There’s been a culture shift in medicine in which individuals and systems have been making self-care and self-compassion more of a priority. Whether or not the interventions to that end have been effective is another story, but given the levels of burnout, depression and suicide among healthcare workers I think we are at least moving in a good direction.
Since starting college, I thought I was pretty good about being compassionate towards myself. For a variety of reasons, I stopped placing all my self-worth in my grades and academic performance. I was forgiving of myself for my shortcomings, and I was good about taking time for myself when school was getting overwhelming. From then to starting medical school, I continued to focus more and more on myself; getting to know myself, being more reflective, and really understanding my personal values.

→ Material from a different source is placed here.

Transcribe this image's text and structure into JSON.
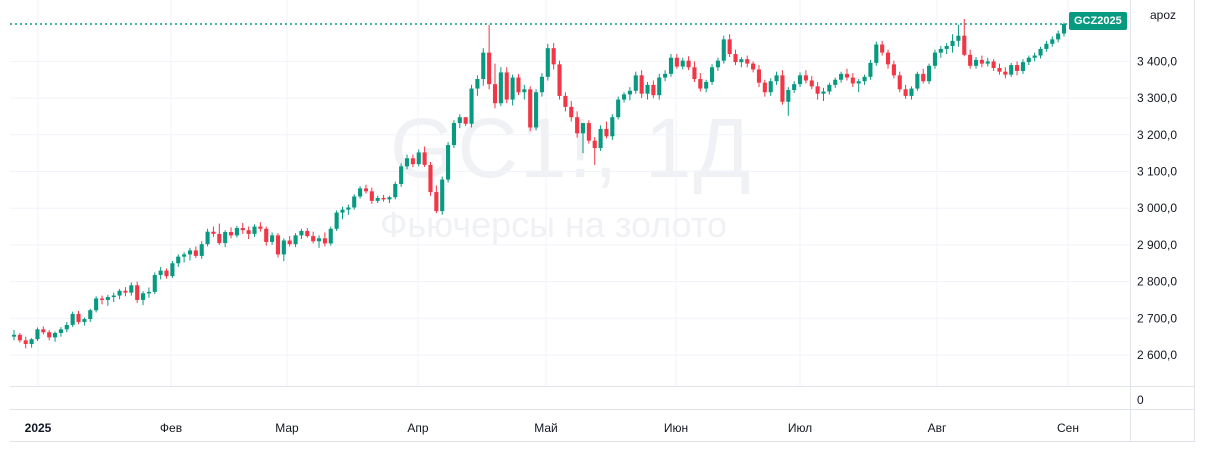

But at some point, I think I overshot. I started justifying unhealthy habits by writing them off as “self-care.” Self-care and self-compassion doesn’t mean taking a nap, playing video games, catching up on your backlog of unconsumed media or “treating yo self” every time you meet resistance in your work or feel tired, which has been becoming a pattern for me over the past year.
When thinking about compassion in general I like the Dalai Lama’s description in The Book of Joy and how he differentiates in from empathy. He says that empathy is liking finding someone stuck under a giant boulder and then chillin’ under the boulder with them, whereas in compassion you get under the boulder with them, but then actively work with them to remove it.
In the case of self-compassion, both the person under the boulder and the bystander are you, and the boulder is suffering. Using the word suffering sounds so dramatic, but suffering can take a lot of forms, but the way different people experience suffering is often similar or can at least feel similar (does that make them equal?). Subjecting myself to tedious work or “boring” work can feel like a form of personal suffering and watching a video about how Mantis Shrimp strikes create generate enough force to boil water at the bottom of the ocean relieves that suffering.
However, the guilt of not reaching my potential and of not doing work that will help me one day better serve others is also a form of suffering. The question I need to ask myself is which of these is this rock really made of.